- Directed by: William Davidson
- Written by: Norman Klenman
- Produced by: William Davidson; Norman Klenman;
- Starring: Don Borisenko; Judy Welch; John Drainie; Katherine Blake; Tony Grey; Walter Massey; Beth Amos; Alan Hood; Nancy Lou Gill; Fred Diehl; Anne Collings; Kathy McNeil;
- Narrated by: Raymond Massey
- Cinematography: William H. Gimmi
- Edited by: William Davidson; Norman Klenman;
- Music by: John Hubert Bath
- Distributed by: International Film Distributors
- Release date: June 20, 1958;
- Running time: 84 minutes
- Country: Canada
- Language: English
- Budget: $75,000 (estimated)

= Now That April's Here =

1958 Canadian film directed by William Davidson

Now That April’s Here is a 1958 English-Canadian feature from William Davidson and Norman Knelman based on short stories by Morley Callaghan.

Now That April's Here was an early English-Canadian movie shot on the streets of Toronto in 1957, and one of the first Canadian feature films to be produced outside of Quebec.

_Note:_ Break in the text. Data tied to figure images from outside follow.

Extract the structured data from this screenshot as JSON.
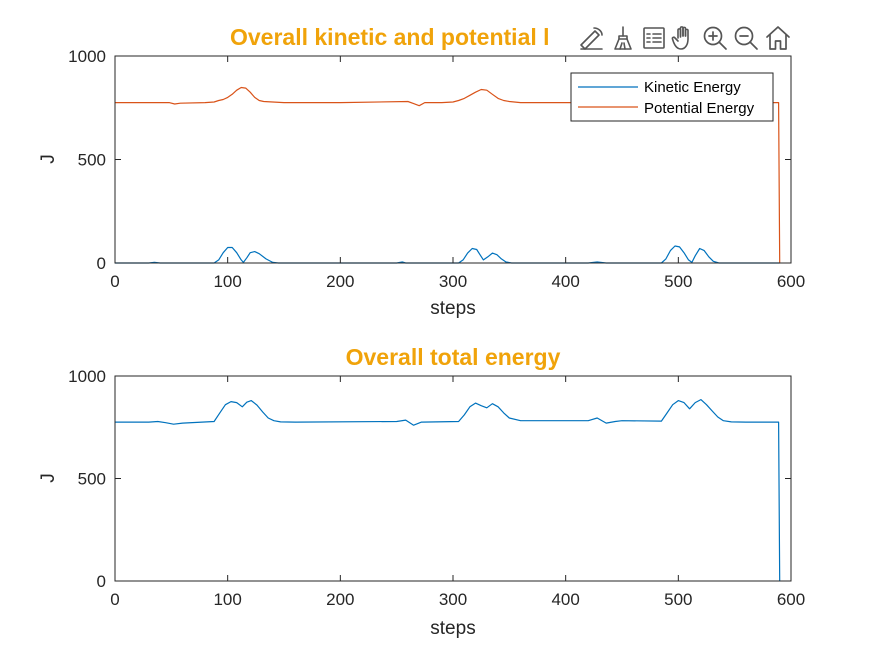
{
  "toolbar": {
    "icons": [
      "data-tips-icon",
      "brush-icon",
      "legend-toggle-icon",
      "pan-hand-icon",
      "zoom-in-icon",
      "zoom-out-icon",
      "home-restore-icon"
    ]
  },
  "chart_data": [
    {
      "type": "line",
      "title": "Overall kinetic and potential energy",
      "title_visible": "Overall kinetic and potential l",
      "xlabel": "steps",
      "ylabel": "J",
      "xlim": [
        0,
        600
      ],
      "ylim": [
        0,
        1000
      ],
      "xticks": [
        "0",
        "100",
        "200",
        "300",
        "400",
        "500",
        "600"
      ],
      "yticks": [
        "0",
        "500",
        "1000"
      ],
      "grid": false,
      "legend_position": "top-right",
      "series": [
        {
          "name": "Kinetic Energy",
          "color": "#0072bd",
          "x": [
            0,
            30,
            35,
            40,
            60,
            88,
            92,
            96,
            100,
            104,
            108,
            112,
            114,
            117,
            120,
            124,
            128,
            134,
            140,
            145,
            250,
            255,
            258,
            265,
            305,
            309,
            313,
            317,
            321,
            324,
            327,
            331,
            335,
            339,
            343,
            347,
            352,
            420,
            428,
            436,
            444,
            485,
            489,
            493,
            497,
            501,
            505,
            509,
            512,
            515,
            519,
            523,
            527,
            531,
            536,
            580,
            590
          ],
          "y": [
            0,
            0,
            3,
            0,
            0,
            0,
            15,
            50,
            75,
            75,
            50,
            15,
            3,
            25,
            50,
            55,
            45,
            20,
            3,
            0,
            0,
            5,
            0,
            0,
            0,
            15,
            48,
            70,
            65,
            40,
            15,
            30,
            48,
            40,
            20,
            5,
            0,
            0,
            5,
            0,
            0,
            0,
            20,
            60,
            82,
            78,
            50,
            15,
            3,
            35,
            70,
            60,
            30,
            8,
            0,
            0,
            0
          ]
        },
        {
          "name": "Potential Energy",
          "color": "#d95319",
          "x": [
            0,
            48,
            53,
            58,
            80,
            88,
            92,
            96,
            100,
            104,
            108,
            112,
            116,
            120,
            124,
            128,
            132,
            140,
            150,
            200,
            260,
            265,
            270,
            275,
            290,
            300,
            305,
            310,
            315,
            320,
            325,
            330,
            335,
            340,
            345,
            350,
            360,
            400,
            500,
            560,
            589,
            590
          ],
          "y": [
            775,
            775,
            768,
            772,
            775,
            778,
            785,
            790,
            800,
            815,
            835,
            848,
            845,
            825,
            800,
            785,
            780,
            778,
            775,
            775,
            780,
            770,
            760,
            775,
            775,
            778,
            785,
            795,
            810,
            825,
            838,
            835,
            815,
            795,
            785,
            780,
            775,
            775,
            775,
            775,
            775,
            0
          ]
        }
      ]
    },
    {
      "type": "line",
      "title": "Overall total energy",
      "xlabel": "steps",
      "ylabel": "J",
      "xlim": [
        0,
        600
      ],
      "ylim": [
        0,
        1000
      ],
      "xticks": [
        "0",
        "100",
        "200",
        "300",
        "400",
        "500",
        "600"
      ],
      "yticks": [
        "0",
        "500",
        "1000"
      ],
      "grid": false,
      "series": [
        {
          "color": "#0072bd",
          "x": [
            0,
            30,
            38,
            45,
            52,
            60,
            88,
            93,
            98,
            103,
            108,
            113,
            117,
            121,
            126,
            131,
            136,
            141,
            147,
            160,
            250,
            258,
            265,
            272,
            305,
            310,
            315,
            320,
            325,
            330,
            335,
            340,
            345,
            350,
            360,
            420,
            428,
            436,
            444,
            450,
            485,
            490,
            495,
            500,
            505,
            510,
            515,
            520,
            525,
            530,
            535,
            540,
            547,
            560,
            589,
            590
          ],
          "y": [
            775,
            775,
            778,
            772,
            765,
            770,
            778,
            820,
            860,
            875,
            870,
            850,
            872,
            880,
            858,
            825,
            795,
            782,
            776,
            775,
            778,
            785,
            760,
            775,
            778,
            810,
            850,
            868,
            855,
            845,
            865,
            850,
            820,
            795,
            782,
            782,
            795,
            770,
            778,
            782,
            780,
            820,
            860,
            880,
            870,
            840,
            870,
            885,
            860,
            830,
            800,
            782,
            776,
            775,
            775,
            0
          ]
        }
      ]
    }
  ]
}
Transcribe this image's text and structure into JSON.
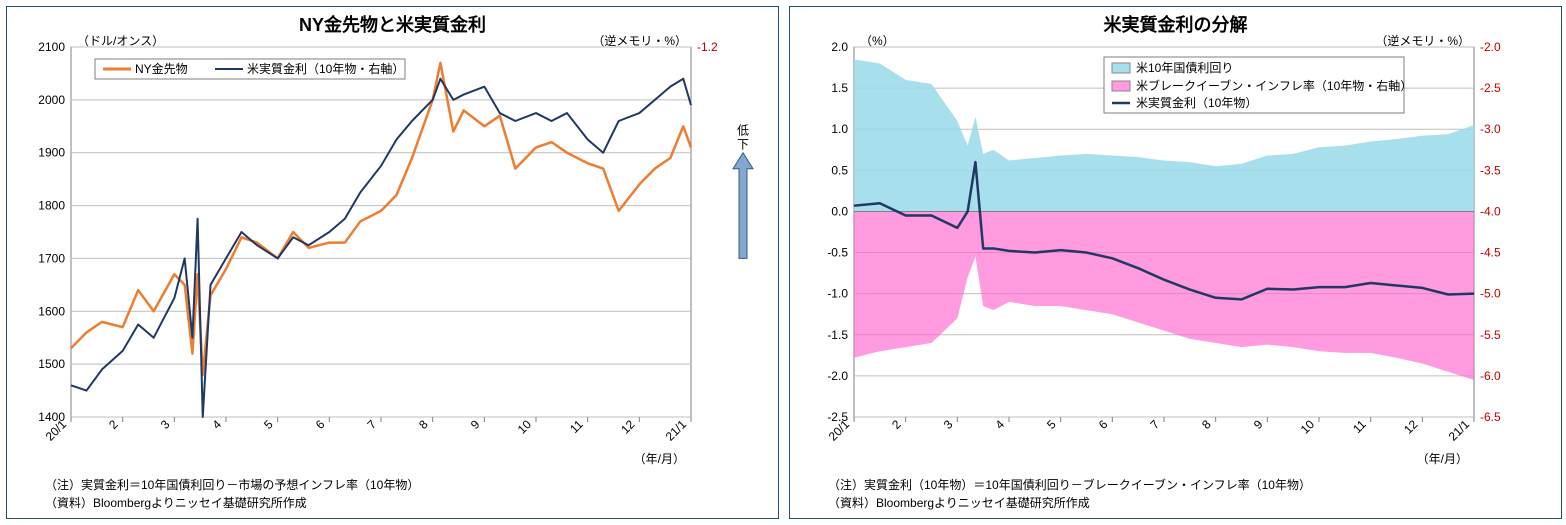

Producers William Davidson and Norman Klenman chose as their source a collection of short stories by Morley Callaghan that had been written in the 1930s known as Now That April’s Here (the four they selected to film did not include the title story: ‘Silk Stockings,’ ‘Rocking Chair,’ ‘The Rejected One’ and ‘A Sick Call’). The screenplay was written specifically as a feature, not as a series of short television dramas, with a common Toronto locale, and the filmmakers got the tacit support of producer/exhibitor Nat Taylor. It was released with some fanfare in the summer of 1958.

Raymond Massey provided the voice-over narration linking the four stories; however, the film was dismissed by Variety for its ‘amateurish production and acting values’ and it died at the box office.